Friday, April 26, 2019

Getting ready

Several things are coming up in the next couple of weeks that I need to be ready for. The main one is that I am leading the service and preaching in Guilford on May 5th. I need to turn in the information for the bulletin by next Wednesday. But I'm way ahead of the deadline. I already have bulletin information and a first draft of my sermon. That's good because next week is really full with extra rehearsals and two concerts on Saturday, May 4th. So I feel good about that!

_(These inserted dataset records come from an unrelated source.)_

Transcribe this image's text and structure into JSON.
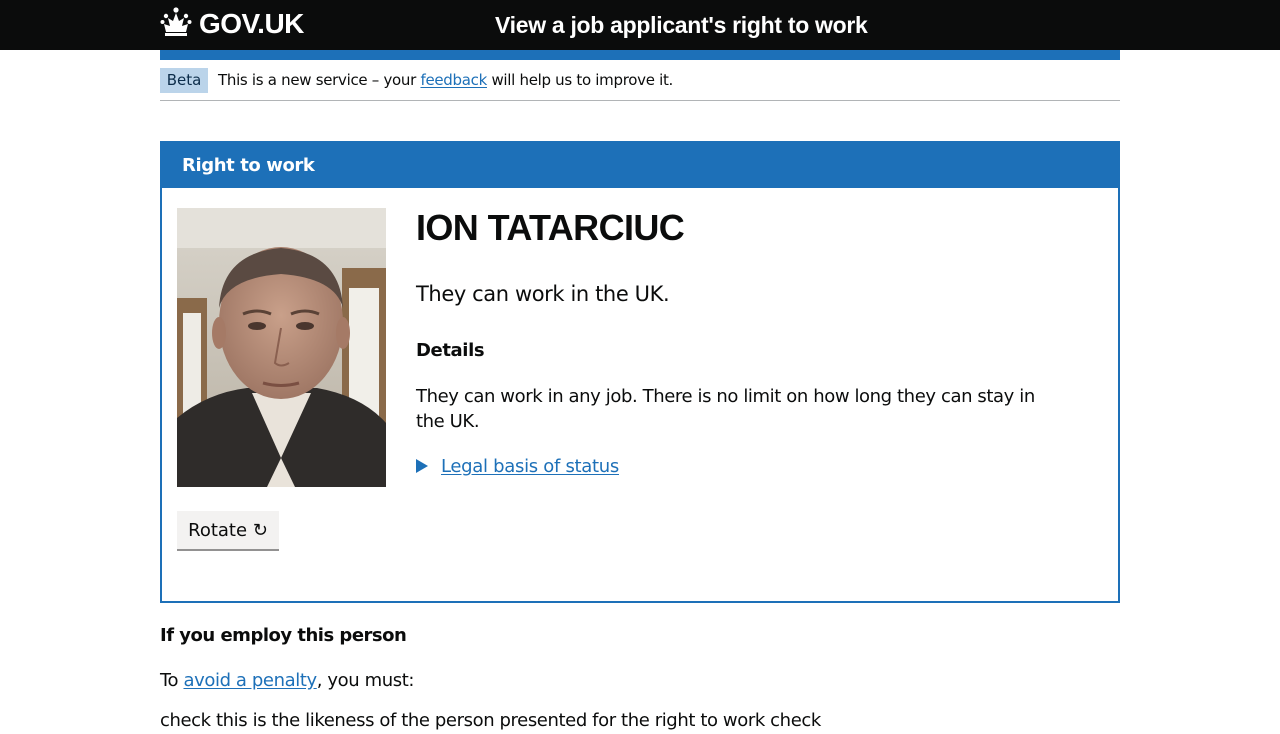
{
  "header": {
    "logo_text": "GOV.UK",
    "service_name": "View a job applicant's right to work"
  },
  "phase_banner": {
    "tag": "Beta",
    "text_before": "This is a new service – your ",
    "link_text": "feedback",
    "text_after": " will help us to improve it."
  },
  "panel": {
    "title": "Right to work",
    "photo_icon": "applicant-photo",
    "rotate_label": "Rotate ↻",
    "name": "ION TATARCIUC",
    "status": "They can work in the UK.",
    "details_heading": "Details",
    "details_text": "They can work in any job. There is no limit on how long they can stay in the UK.",
    "legal_link": "Legal basis of status"
  },
  "employ": {
    "heading": "If you employ this person",
    "text_before": "To ",
    "link_text": "avoid a penalty",
    "text_after": ", you must:",
    "next_line": "check this is the likeness of the person presented for the right to work check"
  },
  "colors": {
    "header_bg": "#0b0c0c",
    "brand_blue": "#1d70b8",
    "tag_bg": "#bbd4ea",
    "button_bg": "#f3f2f1"
  }
}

Those concerts are also on the agenda - River Singers with special guest, Kathy Bullock. Kathy is an African-American Gospel Choral leader from Berea College - this will be the eighth time she has been a guest conductor with us. We love her.  We have two rehearsals with her next week, Tuesday and Thursday.



Dr. Kathy Bullock



Members of the chorus take turns announcing songs and I will be doing one. Here it is:

"Our next song, which is called Kingdom, is a contemporary hymn in the shape- note tradition with music by Vermont composer, Don Jamison, who is founding Co-executive Director of the Vermont Employee Ownership Center and is also founder of the Burlington-based choral group Social Band. Kingdom is a setting of the poem "The Spacious Firmament on High," by Joseph Addison, published by him in The Spectator magazine in 1712, and most famously set to music by Joseph Hayden in his Oratorio, The Creation. The poem is based on Psalm 19.1: "The heavens are telling the glory of God; and the firmament proclaims his handiwork." You might not recognize Addison's poem at first because of changes in verse one. For example, our "the lofty pillars of the sky" has been substituted for his "the spacious firmament on high." Our verse two about the moon, however, is exactly as Addison wrote it. Our hymn omits Addison's verse three altogether. Addison was a highly regarded poet in his time. His biographer, Samuel Johnson, said of him that he "taught a succession of writers to bring elegance and gaiety to the aid of goodness; and ... turned many to righteousness." 

There are several of Don Jamison's hymns to be found on YouTube, but not KINGDOM. But OWEN SOUND is there - we performed that last spring. Just go to YouTube and do a search of his name.

Then on May 19th I am leading the choir in Dummerston. That's a way off, but I think I already know what I want to do.

We are well into spring here now, at last. We have had a lot of rain.